A modernidade se funda sobre a
atomização dos saberes, das coisas tidas sem um valor intrínseco e postas ao
desfrute dos seres humanos ou, na pior tendência, à acumulação sem limites de
bens meramente materiais. Assim surgiu o mundo das coisas; inclusive as mais
sagradas também órgãos humanos foram transformados em mercadoria a ser posta no
mercado e ganhar o seu devido preço, coisa já prenunciada por Marx em 1847 em
sua Miséria da filosofia e sistematizada em 1944 por Karl Polanyi na obra A grande
transformação.
Como sair desta enroscada de dimensões
trágicas? Não temos outra saída, se quisermos continuar sobre este planeta,
senão voltar à ética do cuidado de todas as coisas, de nossas vidas e
principalmente da justa medida. Ela e o cuidado poderão salvar o futuro de
nossa civilização e de nossa permanência na Terra.

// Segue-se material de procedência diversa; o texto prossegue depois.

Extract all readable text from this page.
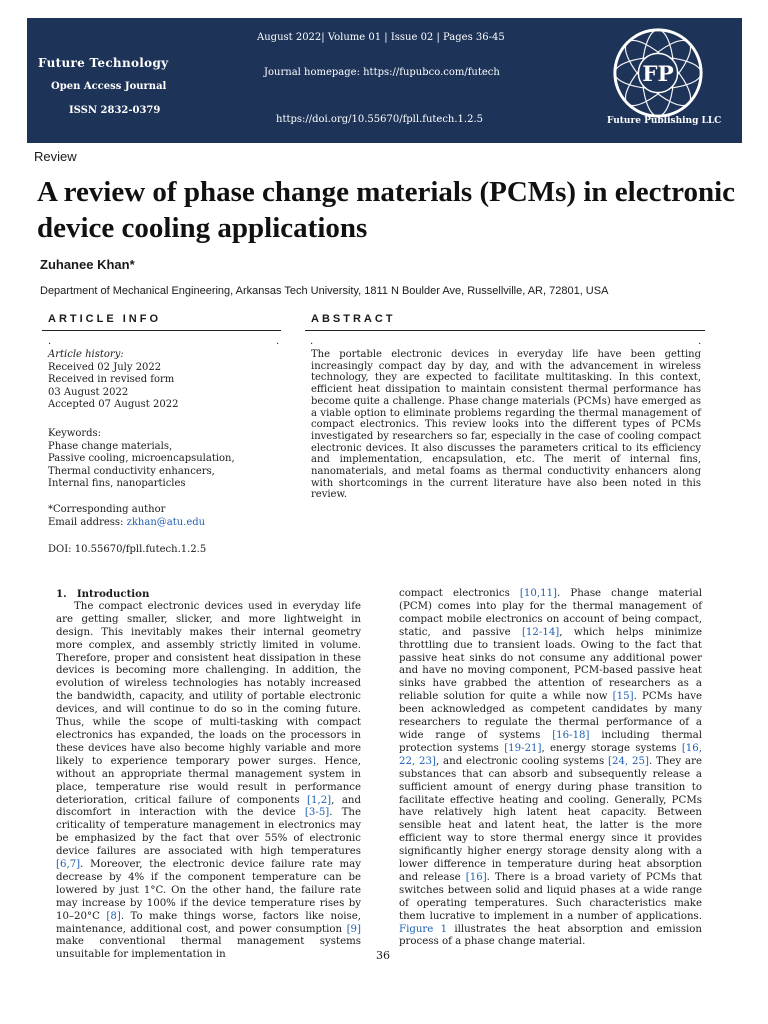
Future Technology
Open Access Journal
ISSN 2832-0379
August 2022| Volume 01 | Issue 02 | Pages 36-45
Journal homepage: https://fupubco.com/futech
https://doi.org/10.55670/fpll.futech.1.2.5
FP
Future Publishing LLC
Review
A review of phase change materials (PCMs) in electronic device cooling applications
Zuhanee Khan*
Department of Mechanical Engineering, Arkansas Tech University, 1811 N Boulder Ave, Russellville, AR, 72801, USA
ARTICLE INFO	ABSTRACT
.	.	.	.
Article history:
Received 02 July 2022
Received in revised form
03 August 2022
Accepted 07 August 2022
Keywords:
Phase change materials,
Passive cooling, microencapsulation,
Thermal conductivity enhancers,
Internal fins, nanoparticles
*Corresponding author
Email address: zkhan@atu.edu
DOI: 10.55670/fpll.futech.1.2.5
The portable electronic devices in everyday life have been getting increasingly compact day by day, and with the advancement in wireless technology, they are expected to facilitate multitasking. In this context, efficient heat dissipation to maintain consistent thermal performance has become quite a challenge. Phase change materials (PCMs) have emerged as a viable option to eliminate problems regarding the thermal management of compact electronics. This review looks into the different types of PCMs investigated by researchers so far, especially in the case of cooling compact electronic devices. It also discusses the parameters critical to its efficiency and implementation, encapsulation, etc. The merit of internal fins, nanomaterials, and metal foams as thermal conductivity enhancers along with shortcomings in the current literature have also been noted in this review.
1. Introduction
The compact electronic devices used in everyday life are getting smaller, slicker, and more lightweight in design. This inevitably makes their internal geometry more complex, and assembly strictly limited in volume. Therefore, proper and consistent heat dissipation in these devices is becoming more challenging. In addition, the evolution of wireless technologies has notably increased the bandwidth, capacity, and utility of portable electronic devices, and will continue to do so in the coming future. Thus, while the scope of multi-tasking with compact electronics has expanded, the loads on the processors in these devices have also become highly variable and more likely to experience temporary power surges. Hence, without an appropriate thermal management system in place, temperature rise would result in performance deterioration, critical failure of components [1,2], and discomfort in interaction with the device [3-5]. The criticality of temperature management in electronics may be emphasized by the fact that over 55% of electronic device failures are associated with high temperatures [6,7]. Moreover, the electronic device failure rate may decrease by 4% if the component temperature can be lowered by just 1°C. On the other hand, the failure rate may increase by 100% if the device temperature rises by 10–20°C [8]. To make things worse, factors like noise, maintenance, additional cost, and power consumption [9] make conventional thermal management systems unsuitable for implementation in
compact electronics [10,11]. Phase change material (PCM) comes into play for the thermal management of compact mobile electronics on account of being compact, static, and passive [12-14], which helps minimize throttling due to transient loads. Owing to the fact that passive heat sinks do not consume any additional power and have no moving component, PCM-based passive heat sinks have grabbed the attention of researchers as a reliable solution for quite a while now [15]. PCMs have been acknowledged as competent candidates by many researchers to regulate the thermal performance of a wide range of systems [16-18] including thermal protection systems [19-21], energy storage systems [16, 22, 23], and electronic cooling systems [24, 25]. They are substances that can absorb and subsequently release a sufficient amount of energy during phase transition to facilitate effective heating and cooling. Generally, PCMs have relatively high latent heat capacity. Between sensible heat and latent heat, the latter is the more efficient way to store thermal energy since it provides significantly higher energy storage density along with a lower difference in temperature during heat absorption and release [16]. There is a broad variety of PCMs that switches between solid and liquid phases at a wide range of operating temperatures. Such characteristics make them lucrative to implement in a number of applications. Figure 1 illustrates the heat absorption and emission process of a phase change material.
36
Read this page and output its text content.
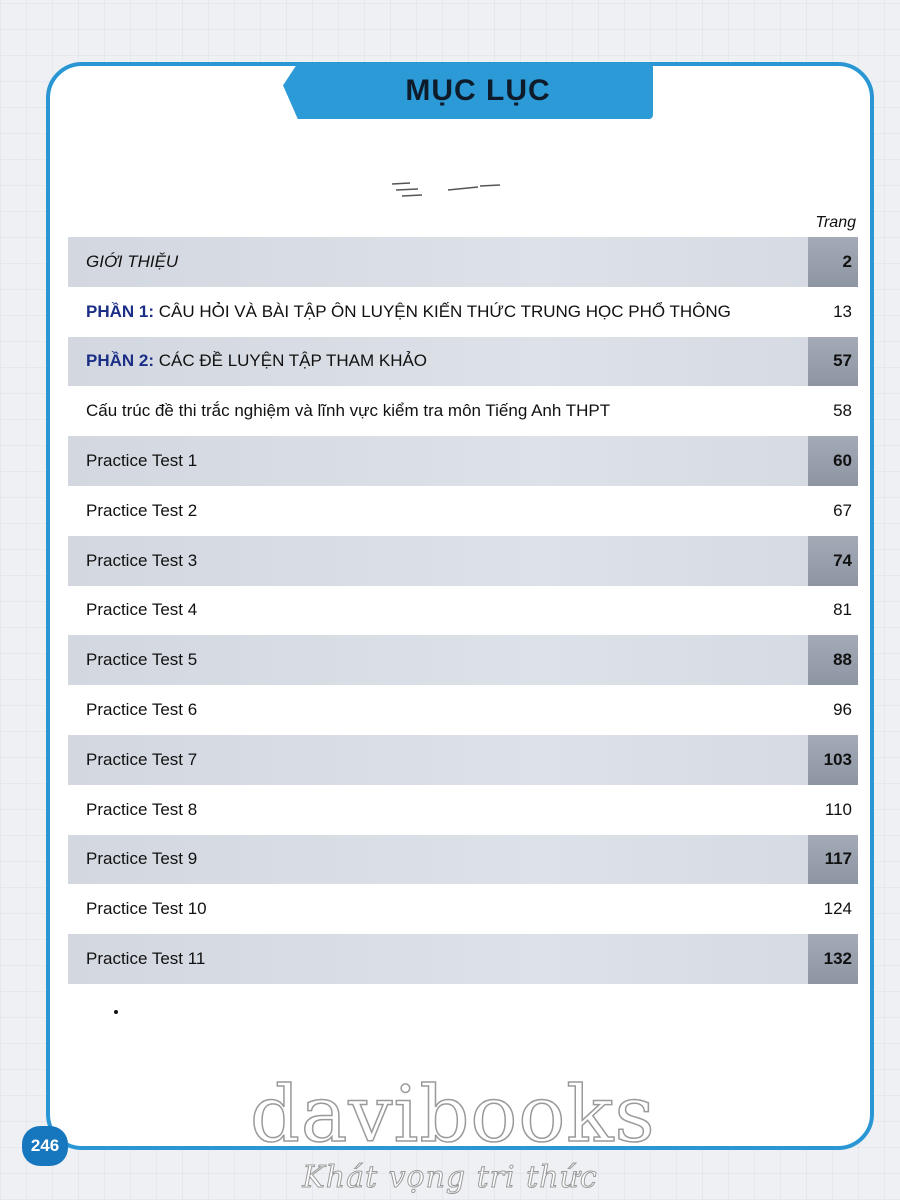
MỤC LỤC
Trang
GIỚI THIỆU	2
PHẦN 1: CÂU HỎI VÀ BÀI TẬP ÔN LUYỆN KIẾN THỨC TRUNG HỌC PHỔ THÔNG	13
PHẦN 2: CÁC ĐỀ LUYỆN TẬP THAM KHẢO	57
Cấu trúc đề thi trắc nghiệm và lĩnh vực kiểm tra môn Tiếng Anh THPT	58
Practice Test 1	60
Practice Test 2	67
Practice Test 3	74
Practice Test 4	81
Practice Test 5	88
Practice Test 6	96
Practice Test 7	103
Practice Test 8	110
Practice Test 9	117
Practice Test 10	124
Practice Test 11	132
246 davibooks
Khát vọng tri thức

Preocupado com esta questão máxima, de
vida e de morte, escrevi dois livros, fruto de vasta pesquisa transcultural. O
primeiro foi publicado em 2022. Intitula-se O pescador ambicioso e o peixe
encantado: a busca da justa medida. Nele, preferi o gênero narrativo com o uso
de contos e mitos ligados à justa medida. O segundo completa o primeiro, e
chama-se A busca da justa medida: como equilibrar o planeta Terra, ambos pela
editora Vozes. Neste segundo, procurei de uma forma mais científica ir às
causas que nos levaram a olvidar a justa medida, exatamente a perda da Matriz
Relacional.
Por mais que nos esforcemos em crer que
só o retorno à justa medida e à ética do cuidado nos poderão salvar, sempre
fica angustiante pergunta: dada a universalização da grave crise existencial,
temos ainda tempo e sabedoria suficientes para operarmos esta conversão? A
esperança nunca morre e não nos deverá defraudar.